We keep walking. I feel bad for just being there, for giving them business. We want to leave. The bus however, is nowhere to be found, and we’re shepherded onto a train. It’s like a cute, open, tour-trolley, only it’s been fitted with bars and caging. We are locked into the cars. It feels a little like we’re being shipped off to a labor camp. The train starts with a burst of fumes and honking, and we putter to the open animal enclosures, first: the big cats. These animals, at least, look a bit happier, and have some freedom. Lions, tigers, wolves. Except for the prevalence of trash EVERYWHERE (seriously, China? A, your tourists can’t stop themselves from flinging their garbage out of their cars when there are perfectly good trashcans ten minutes later. And B, your zookeepers can’t be fucking bothered to pick up the bottles and wrappers? It’s disgusting), these animals have it much better than the ones we’ve already seen.
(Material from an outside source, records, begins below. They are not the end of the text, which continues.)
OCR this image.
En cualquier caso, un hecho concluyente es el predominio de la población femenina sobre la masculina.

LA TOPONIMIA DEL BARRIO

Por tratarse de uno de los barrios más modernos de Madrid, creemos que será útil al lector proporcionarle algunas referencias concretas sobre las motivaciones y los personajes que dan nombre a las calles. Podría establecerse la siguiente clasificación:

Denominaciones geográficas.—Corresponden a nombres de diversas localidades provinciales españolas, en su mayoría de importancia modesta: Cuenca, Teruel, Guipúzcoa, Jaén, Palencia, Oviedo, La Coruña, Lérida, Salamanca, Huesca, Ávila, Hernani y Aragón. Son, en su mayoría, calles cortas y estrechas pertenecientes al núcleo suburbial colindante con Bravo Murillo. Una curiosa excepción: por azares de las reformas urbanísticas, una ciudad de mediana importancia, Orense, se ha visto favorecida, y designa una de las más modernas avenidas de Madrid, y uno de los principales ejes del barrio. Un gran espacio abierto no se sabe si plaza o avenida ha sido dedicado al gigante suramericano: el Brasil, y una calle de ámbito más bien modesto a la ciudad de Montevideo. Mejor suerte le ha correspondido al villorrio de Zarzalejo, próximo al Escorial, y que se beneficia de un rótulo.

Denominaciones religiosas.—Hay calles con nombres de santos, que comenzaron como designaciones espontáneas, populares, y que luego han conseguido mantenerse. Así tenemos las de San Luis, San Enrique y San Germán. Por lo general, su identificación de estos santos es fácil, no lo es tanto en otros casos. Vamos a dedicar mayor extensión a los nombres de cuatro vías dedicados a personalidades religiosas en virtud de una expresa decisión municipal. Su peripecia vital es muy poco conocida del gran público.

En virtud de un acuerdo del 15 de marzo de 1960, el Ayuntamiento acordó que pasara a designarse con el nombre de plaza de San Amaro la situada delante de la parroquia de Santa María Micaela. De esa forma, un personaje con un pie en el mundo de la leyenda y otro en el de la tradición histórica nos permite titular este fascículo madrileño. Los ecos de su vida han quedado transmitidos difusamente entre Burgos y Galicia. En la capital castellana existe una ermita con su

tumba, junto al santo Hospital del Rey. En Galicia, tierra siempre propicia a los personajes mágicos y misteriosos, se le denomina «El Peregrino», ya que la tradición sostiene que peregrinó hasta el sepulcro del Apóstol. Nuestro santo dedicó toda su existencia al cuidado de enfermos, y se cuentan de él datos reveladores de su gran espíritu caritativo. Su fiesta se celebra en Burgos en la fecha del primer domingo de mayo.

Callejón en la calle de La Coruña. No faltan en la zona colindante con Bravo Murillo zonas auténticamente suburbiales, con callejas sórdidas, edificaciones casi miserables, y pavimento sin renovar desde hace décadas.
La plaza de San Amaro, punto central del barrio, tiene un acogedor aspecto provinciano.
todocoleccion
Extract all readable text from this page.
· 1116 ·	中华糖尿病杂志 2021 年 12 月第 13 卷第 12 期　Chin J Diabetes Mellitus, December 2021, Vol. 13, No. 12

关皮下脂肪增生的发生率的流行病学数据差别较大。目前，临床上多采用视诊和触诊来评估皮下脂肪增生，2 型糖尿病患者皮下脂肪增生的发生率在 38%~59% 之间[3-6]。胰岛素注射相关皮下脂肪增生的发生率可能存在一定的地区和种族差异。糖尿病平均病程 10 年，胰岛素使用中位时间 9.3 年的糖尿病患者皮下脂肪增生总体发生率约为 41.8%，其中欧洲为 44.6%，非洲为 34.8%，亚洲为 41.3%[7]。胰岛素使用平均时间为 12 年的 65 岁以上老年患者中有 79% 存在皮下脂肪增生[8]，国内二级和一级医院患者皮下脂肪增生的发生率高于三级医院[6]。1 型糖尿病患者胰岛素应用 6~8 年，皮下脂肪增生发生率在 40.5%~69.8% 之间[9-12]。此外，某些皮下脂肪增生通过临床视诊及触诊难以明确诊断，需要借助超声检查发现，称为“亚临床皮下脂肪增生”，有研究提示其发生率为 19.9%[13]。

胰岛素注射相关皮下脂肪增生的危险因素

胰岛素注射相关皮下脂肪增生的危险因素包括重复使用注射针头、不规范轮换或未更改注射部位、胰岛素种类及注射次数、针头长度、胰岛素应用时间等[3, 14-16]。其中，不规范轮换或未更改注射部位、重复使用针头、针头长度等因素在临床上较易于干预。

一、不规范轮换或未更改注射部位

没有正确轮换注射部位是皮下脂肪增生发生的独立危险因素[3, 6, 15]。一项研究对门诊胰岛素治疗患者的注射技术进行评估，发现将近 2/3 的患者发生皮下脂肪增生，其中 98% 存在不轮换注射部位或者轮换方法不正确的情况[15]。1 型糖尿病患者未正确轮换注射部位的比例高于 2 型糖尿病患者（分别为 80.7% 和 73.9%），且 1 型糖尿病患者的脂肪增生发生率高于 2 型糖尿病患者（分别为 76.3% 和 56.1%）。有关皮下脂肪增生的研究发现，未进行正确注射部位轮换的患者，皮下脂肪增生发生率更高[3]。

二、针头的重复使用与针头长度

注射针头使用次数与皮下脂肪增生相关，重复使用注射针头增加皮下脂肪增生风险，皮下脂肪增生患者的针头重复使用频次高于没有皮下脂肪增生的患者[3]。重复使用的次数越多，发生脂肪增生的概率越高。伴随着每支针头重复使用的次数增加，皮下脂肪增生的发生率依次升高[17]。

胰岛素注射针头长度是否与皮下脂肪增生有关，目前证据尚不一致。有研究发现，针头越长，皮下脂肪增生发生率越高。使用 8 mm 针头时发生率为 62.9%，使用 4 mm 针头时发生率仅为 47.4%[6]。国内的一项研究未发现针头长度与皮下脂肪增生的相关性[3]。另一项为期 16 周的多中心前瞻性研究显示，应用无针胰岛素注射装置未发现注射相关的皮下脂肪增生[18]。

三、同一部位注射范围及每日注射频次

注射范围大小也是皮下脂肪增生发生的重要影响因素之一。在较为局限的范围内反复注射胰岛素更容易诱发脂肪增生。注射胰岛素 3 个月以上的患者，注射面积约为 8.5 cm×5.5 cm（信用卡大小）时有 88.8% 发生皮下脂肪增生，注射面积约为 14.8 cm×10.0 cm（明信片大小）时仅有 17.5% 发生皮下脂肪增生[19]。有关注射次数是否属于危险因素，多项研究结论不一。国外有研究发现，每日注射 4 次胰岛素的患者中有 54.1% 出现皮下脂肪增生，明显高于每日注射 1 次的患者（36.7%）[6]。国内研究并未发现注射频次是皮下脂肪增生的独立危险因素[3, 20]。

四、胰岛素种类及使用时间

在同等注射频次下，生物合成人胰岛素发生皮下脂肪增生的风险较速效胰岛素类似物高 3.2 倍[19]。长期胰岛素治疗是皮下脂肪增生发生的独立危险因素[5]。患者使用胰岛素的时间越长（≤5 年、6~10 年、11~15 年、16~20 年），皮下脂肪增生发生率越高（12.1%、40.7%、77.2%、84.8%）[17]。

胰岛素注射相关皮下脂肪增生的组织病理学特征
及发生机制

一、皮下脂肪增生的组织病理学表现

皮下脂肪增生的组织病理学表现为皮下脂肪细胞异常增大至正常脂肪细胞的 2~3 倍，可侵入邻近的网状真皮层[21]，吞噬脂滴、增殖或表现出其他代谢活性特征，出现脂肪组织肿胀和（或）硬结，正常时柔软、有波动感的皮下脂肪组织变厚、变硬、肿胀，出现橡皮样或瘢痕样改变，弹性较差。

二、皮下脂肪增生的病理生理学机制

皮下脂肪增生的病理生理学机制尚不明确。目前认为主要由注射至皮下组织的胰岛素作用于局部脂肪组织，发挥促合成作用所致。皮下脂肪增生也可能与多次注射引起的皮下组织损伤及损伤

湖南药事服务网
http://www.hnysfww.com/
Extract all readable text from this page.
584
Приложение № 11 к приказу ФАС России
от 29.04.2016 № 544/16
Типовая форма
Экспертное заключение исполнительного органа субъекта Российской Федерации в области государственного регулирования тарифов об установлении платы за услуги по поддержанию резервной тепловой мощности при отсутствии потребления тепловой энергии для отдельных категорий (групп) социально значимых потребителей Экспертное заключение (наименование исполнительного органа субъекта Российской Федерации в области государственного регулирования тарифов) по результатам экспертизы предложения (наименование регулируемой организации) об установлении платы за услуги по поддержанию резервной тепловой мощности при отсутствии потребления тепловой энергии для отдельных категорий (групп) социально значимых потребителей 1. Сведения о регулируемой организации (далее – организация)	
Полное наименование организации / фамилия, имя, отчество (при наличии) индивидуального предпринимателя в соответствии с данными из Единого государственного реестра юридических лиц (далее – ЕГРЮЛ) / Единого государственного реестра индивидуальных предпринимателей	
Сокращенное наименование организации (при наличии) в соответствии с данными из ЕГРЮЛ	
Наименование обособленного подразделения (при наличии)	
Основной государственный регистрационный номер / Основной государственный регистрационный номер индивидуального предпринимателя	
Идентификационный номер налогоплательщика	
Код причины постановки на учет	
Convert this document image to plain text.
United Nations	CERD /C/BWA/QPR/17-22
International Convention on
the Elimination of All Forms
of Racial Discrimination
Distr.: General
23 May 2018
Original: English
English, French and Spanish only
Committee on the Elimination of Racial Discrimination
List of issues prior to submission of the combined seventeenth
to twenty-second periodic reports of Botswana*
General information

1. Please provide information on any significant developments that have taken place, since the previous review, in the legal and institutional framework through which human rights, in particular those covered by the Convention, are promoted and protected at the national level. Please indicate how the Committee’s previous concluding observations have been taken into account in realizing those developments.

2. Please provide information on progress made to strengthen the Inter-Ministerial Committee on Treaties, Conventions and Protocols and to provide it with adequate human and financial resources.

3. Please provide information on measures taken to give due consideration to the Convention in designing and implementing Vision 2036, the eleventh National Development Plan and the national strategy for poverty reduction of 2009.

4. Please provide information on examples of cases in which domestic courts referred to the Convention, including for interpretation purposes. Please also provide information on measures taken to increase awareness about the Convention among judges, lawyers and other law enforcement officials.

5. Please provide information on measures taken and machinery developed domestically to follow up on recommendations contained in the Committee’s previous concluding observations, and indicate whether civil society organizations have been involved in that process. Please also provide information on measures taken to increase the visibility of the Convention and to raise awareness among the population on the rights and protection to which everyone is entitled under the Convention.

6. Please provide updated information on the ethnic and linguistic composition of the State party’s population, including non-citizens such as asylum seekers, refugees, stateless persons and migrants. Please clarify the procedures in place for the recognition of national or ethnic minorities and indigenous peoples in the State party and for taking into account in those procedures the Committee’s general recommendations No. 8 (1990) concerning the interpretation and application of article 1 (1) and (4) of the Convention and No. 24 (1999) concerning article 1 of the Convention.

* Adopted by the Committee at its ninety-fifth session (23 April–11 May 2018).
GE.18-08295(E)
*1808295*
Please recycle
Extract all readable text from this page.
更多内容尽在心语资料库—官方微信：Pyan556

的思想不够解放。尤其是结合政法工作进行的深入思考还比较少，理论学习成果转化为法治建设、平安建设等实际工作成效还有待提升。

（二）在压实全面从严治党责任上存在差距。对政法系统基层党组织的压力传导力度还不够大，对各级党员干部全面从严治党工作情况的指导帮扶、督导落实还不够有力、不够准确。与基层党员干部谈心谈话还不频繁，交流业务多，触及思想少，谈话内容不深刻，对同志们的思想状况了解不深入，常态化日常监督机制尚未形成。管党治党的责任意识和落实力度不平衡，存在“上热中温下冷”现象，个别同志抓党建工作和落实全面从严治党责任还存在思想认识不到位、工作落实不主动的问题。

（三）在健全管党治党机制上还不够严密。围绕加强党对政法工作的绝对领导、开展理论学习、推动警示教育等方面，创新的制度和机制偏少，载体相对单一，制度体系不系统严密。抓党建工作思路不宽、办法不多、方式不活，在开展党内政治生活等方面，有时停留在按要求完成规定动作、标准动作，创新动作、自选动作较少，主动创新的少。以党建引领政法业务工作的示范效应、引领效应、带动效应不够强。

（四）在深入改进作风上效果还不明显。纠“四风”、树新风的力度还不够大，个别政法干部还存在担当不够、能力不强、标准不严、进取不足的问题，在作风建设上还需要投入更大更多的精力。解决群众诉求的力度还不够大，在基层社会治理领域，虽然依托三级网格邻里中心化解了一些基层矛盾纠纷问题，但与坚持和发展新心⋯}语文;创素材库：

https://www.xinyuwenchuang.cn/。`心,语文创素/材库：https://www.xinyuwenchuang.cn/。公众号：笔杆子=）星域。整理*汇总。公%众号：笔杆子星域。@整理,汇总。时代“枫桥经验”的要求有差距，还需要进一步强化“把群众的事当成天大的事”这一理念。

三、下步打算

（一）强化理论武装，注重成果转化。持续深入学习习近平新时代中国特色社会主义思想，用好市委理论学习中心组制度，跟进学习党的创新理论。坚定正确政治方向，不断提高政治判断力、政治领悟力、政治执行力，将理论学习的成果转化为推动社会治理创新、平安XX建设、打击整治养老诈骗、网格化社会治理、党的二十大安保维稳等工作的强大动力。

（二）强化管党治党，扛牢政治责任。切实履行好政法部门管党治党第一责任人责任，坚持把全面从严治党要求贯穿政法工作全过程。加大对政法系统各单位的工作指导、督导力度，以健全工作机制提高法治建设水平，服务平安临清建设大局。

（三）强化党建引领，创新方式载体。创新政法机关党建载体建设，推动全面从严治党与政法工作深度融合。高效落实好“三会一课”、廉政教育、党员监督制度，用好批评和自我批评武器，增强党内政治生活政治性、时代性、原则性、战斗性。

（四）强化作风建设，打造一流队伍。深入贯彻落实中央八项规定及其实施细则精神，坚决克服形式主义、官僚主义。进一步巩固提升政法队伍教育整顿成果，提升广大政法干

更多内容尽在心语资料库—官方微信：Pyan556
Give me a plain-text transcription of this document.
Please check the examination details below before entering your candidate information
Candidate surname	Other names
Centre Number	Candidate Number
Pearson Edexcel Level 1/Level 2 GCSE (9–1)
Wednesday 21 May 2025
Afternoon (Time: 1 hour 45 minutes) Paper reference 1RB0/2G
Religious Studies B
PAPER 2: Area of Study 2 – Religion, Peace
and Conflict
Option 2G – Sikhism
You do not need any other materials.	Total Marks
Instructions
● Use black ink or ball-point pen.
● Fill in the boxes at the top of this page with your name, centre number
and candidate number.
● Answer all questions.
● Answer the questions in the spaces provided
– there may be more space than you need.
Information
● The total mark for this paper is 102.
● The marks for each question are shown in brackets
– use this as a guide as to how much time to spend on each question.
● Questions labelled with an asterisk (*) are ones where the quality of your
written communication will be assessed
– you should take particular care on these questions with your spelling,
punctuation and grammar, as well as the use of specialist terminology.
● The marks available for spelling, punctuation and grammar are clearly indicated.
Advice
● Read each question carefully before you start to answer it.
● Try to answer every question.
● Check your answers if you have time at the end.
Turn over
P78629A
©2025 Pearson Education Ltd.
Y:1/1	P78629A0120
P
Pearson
But then we come to the bear enclosure. The train stops, and the bears shamble over to the edge of their fence. They stand on the legs and wait expectantly. The driver throws a few tiny, bite sized bits of food, which are caught and eaten immediately. When the driver doesn’t give them more, they beg. Like spoiled pet dogs, only, I’m pretty sure these animals have been starved so that they give tourists a good show. There is something profoundly sad, dispiriting and awful about seeing giant, wild animals like bears begging for scraps. The train continues on, past deer, giraffe, bison, flamingos, we get a chance to disembark and pet some zebras, we walk on through a herd of goats. Here, some of my coworkers thought it would be a good idea to feed the goats, and ended up getting molested by them. If you’re going to do something so dumb as to feed a herd of goats who know by now how to mark which tourists are saps, for god sake don’t hold an apple in your hand and give them bits of it. They will follow you, butt you, and eventually jump on you, pawing at you and taking the apple from you. Goats are creepy, what with their rectangular pupils and crooked, shifty faces. More birds, peacocks, and then finally we come to the end, where the bus is waiting for us.

I didn’t take any pictures. It was too awful. I sort of wish I had, so that I could send them to someone who has the time and effort and means to protest such an awful place. If you told me that that zoo kept the bears to farm their bile (this is a thing, a really gross and horrible thing in China), or sold the exotic animals on the black market as food and traditional medicine, I would totally believe it.

So please. If you are in Qinghuangdao, do not go to the zoo. Just don’t. Or, go, and try and break the animals out, or take pictures and send them to PETA or animal rights activists. The conditions are heartbreaking and I actually wanted to cry.